Second, we discuss potential consequences to the interpretation of the results of Experiment 1. As noted in the manuscript, correctness values in Experiment 1 reached 100%, meaning that the ceiling effect might have reduced the study’s sensitivity to detect smaller differences in H2, H4, and H6. Visibility values in Experiment 1 did reach 100% in the 3D sketch maps condition but not in the 2D condition. This indicates that any significant effects found with respect to the visibility results could be larger under more challenging tasks.
With respect to H2, we have detected no difference across conditions in the correctness of vertical relations. Importantly, this result is similar in Experiment 2 where correctness rates did not reach 100% and where ceiling effect is not a concern. Thus, despite compromised sensitivity in Experiment 1, our data from Experiment 2 still indicates that during sketching well-learnt spaces correctness is similar across 2D and 3D sketch maps. Future work can test whether this effect is different when environments are much more complex, such as in large public buildings [@li.2021], and when participants are not given sufficient opportunities to fully memorise the space.
With respect to H4, neither Experiment 1 (ceiling effect) nor Experiment 2 (no ceiling) showed a difference in correctness depending on which sketch map was drawn as first. However, the pattern of findings was inconsistent for the visibility metric (no order effect on visibility in Experiment 1; significant impact of drawing order on visibility in Experiment 2). A potential small effect might have been undetected in Experiment 1.

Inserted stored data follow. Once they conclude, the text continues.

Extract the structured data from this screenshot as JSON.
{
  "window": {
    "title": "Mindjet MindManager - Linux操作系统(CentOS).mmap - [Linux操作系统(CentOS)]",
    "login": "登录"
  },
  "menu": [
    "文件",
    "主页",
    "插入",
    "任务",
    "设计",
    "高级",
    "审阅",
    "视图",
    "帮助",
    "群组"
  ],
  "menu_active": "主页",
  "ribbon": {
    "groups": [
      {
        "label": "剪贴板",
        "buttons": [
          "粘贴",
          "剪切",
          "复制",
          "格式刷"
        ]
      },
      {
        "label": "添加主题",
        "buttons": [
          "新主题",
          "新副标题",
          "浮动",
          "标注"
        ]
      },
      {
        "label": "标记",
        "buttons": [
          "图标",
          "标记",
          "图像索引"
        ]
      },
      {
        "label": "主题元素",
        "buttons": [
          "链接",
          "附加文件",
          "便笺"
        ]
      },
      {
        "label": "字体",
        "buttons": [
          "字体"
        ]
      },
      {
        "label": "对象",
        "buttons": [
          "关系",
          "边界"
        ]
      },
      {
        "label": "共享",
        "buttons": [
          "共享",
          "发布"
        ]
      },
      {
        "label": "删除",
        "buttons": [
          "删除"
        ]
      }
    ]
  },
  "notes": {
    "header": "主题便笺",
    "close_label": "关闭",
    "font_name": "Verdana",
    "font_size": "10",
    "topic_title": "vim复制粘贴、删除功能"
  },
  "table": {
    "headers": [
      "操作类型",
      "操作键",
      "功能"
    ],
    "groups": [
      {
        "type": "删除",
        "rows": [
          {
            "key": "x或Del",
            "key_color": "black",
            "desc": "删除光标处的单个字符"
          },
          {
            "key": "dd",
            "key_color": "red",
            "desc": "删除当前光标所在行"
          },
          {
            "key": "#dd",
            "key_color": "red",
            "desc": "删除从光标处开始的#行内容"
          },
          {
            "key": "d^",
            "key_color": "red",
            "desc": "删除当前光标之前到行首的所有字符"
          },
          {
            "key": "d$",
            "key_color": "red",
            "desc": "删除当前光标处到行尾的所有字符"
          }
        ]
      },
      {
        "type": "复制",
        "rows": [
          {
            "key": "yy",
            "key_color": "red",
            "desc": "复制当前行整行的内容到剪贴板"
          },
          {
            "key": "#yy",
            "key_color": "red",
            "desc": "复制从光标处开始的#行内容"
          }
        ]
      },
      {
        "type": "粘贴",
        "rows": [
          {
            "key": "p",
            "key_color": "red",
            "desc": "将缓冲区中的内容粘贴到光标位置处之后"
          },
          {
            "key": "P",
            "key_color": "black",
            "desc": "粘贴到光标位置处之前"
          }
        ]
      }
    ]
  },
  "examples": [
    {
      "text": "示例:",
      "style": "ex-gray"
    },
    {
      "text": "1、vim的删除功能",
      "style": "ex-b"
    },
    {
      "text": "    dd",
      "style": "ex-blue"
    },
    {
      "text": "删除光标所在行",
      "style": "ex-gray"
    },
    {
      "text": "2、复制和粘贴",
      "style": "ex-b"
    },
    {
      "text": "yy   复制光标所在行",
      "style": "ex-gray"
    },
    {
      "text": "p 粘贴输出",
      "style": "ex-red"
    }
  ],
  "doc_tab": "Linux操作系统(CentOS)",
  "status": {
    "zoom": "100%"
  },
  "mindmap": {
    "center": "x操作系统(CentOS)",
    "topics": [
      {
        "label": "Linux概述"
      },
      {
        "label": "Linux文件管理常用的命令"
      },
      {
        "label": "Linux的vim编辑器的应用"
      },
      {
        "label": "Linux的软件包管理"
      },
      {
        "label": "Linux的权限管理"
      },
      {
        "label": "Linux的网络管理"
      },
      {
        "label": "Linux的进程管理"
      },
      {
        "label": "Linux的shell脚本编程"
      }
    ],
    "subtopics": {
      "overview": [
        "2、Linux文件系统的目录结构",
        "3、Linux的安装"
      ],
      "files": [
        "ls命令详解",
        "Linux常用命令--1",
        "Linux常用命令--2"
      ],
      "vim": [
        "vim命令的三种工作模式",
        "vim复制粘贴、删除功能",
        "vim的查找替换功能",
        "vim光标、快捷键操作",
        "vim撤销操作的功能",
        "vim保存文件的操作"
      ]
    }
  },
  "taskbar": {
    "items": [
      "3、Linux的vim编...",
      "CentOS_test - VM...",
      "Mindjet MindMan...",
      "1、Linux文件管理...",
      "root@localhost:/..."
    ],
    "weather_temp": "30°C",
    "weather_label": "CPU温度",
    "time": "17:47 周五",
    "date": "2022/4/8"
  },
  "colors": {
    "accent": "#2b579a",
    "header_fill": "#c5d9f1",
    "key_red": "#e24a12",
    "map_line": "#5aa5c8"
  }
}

With respect to H6, Credible Intervals highly varied across participants with low and high spatial abilities. As noted, our post-diction tests are exploratory, but they point to an interesting question for future research: How participants with low vs high spatial skills will behave given more complex environments? One possibility worth investigating is an interaction effect between spatial skills and the complexity of the environment being drawn. It might be the case that the differences between 2D and 3D sketch maps are more pronounced for specific combinations of participants and complexity of the environment that needs to be drawn.
A related limitation of the current manuscript is that we only investigated sketching of two environments. A greater diversity and difficulty of buildings and urban areas could reveal specific situations under which two-dimensionality of sketch maps limits the participants in expressing what they know. Future work could address this e.g., by systematically varying the complexity of the environments within the horizontal and vertical dimensions.
We present results of two interrater analyses.
Initially, a second researcher rated the visibility and correctness of all spatial relations in 8 sketch maps (4 of each condition, i.e., 14% of the dataset). The Kappa coefficient for the visibility variable was 0.95 and for the correctness (of those relations that were considered ‘visible’ by both raters) was 0.76. These values correspond to ‘almost perfect’ and ‘substantial’ agreement respectively and make it possible to draw further conclusion from the analysis [@hallgren.2012].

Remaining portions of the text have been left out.